Le 12, je reçus avis que le RohandriatCunifaloues était en chemin pour venir se mettre sous la protection de l’établissement, afin de résister aux Seclaves, qui lui faisaient des menaces, et dont plusieurs détachements avaient déjà mis le feu à tous les villages qui se trouvaient sur nos frontières.

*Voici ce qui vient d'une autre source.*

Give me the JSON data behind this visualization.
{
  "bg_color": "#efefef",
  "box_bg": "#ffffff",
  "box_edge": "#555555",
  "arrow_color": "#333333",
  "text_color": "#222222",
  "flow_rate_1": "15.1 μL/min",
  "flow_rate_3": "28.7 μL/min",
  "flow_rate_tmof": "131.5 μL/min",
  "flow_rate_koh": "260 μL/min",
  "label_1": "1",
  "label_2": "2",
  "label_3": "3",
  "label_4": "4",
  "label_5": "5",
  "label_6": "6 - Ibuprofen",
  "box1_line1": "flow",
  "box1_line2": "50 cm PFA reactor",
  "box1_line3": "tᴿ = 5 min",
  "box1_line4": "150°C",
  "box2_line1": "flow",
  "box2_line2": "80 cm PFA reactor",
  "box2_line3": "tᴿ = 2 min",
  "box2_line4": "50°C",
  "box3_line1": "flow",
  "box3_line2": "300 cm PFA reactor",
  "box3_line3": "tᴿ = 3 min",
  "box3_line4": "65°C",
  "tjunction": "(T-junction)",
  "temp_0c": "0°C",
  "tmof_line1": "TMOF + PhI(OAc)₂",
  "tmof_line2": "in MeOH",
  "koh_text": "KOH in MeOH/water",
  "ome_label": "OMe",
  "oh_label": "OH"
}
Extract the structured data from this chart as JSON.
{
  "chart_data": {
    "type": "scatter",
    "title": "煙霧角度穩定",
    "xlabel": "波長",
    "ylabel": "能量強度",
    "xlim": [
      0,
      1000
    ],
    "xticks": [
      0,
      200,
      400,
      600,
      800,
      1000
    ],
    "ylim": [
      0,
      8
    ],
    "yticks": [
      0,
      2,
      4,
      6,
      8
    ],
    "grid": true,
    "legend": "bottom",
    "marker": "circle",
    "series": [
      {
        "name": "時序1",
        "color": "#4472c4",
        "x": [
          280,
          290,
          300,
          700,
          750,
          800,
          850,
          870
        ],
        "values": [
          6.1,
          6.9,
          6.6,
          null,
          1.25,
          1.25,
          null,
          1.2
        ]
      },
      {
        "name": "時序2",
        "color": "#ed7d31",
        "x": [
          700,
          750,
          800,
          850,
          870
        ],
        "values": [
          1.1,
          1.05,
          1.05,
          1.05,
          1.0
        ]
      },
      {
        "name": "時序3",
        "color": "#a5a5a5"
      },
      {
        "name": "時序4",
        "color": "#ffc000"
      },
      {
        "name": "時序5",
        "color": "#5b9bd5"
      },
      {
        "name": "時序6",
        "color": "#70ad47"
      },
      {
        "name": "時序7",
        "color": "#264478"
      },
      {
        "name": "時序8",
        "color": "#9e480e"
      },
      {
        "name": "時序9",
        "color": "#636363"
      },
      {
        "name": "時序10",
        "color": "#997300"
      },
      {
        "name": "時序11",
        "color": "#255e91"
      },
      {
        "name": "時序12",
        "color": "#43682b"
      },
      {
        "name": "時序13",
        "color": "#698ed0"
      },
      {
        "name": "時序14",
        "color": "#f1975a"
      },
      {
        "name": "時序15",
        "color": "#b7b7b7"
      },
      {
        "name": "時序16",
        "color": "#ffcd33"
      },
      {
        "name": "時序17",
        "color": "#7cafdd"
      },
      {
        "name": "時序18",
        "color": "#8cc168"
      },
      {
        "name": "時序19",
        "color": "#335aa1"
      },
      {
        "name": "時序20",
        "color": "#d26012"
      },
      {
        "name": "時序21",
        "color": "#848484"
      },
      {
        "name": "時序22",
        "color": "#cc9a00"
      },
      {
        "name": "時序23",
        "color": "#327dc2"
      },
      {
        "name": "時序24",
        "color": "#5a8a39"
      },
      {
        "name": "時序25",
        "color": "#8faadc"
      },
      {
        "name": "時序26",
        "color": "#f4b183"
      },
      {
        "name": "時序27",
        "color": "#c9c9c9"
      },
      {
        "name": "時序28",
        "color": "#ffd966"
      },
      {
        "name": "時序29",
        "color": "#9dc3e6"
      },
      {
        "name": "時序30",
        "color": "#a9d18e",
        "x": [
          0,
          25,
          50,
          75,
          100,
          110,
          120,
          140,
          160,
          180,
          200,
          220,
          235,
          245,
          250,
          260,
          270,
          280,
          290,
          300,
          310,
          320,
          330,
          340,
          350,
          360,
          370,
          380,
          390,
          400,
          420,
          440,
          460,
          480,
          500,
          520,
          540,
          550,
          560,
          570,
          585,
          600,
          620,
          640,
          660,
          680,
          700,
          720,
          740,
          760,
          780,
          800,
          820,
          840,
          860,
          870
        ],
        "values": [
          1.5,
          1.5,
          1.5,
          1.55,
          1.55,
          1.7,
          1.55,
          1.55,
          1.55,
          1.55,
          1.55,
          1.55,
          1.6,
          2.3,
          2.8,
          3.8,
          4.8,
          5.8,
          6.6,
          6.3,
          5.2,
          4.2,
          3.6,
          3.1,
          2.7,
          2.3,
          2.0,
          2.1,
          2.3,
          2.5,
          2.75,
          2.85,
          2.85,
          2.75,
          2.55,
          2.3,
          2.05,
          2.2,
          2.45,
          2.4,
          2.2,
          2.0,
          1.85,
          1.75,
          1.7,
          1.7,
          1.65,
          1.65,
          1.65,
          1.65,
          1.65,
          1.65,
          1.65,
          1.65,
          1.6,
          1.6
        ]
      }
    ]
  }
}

Le 13, deux chefs Sambarives, qui étaient très attachés à ma personne, m’apprirent que le roi des Seclaves avait envoyé secrètement des courriers à Hyavi, roi et chef de Foul-Point, pour l’engager à agir contre les intérêts de l’établissement, et qu’Hyavi avait tenu à ce sujet une conférence, dans laquelle les envoyés des Seclaves lui avaient proposé de le soutenir dans la souveraineté sur toute la côte de l’est, à condition qu’il déclarerait la guerre à l’établissement ; mais qu’Hyavi n’avait pu consentir à faire la guerre aux blancs ; parce que, selon lui, il était impossible au roi de résister aux Français, dont les sorciers étaient plus forts que ceux des noirs ; que d’ailleurs le baron, qui était astrologue, n’ignorait rien de ce que l’on méditait contre lui ; et que pour lui, s’étant engagé par serment d’être fidèle à l’établissement, il n’oserait jamais tenter rien contre lui, parce qu’il était sûr de mourir à l’instant, s’il venait à rompre son serment.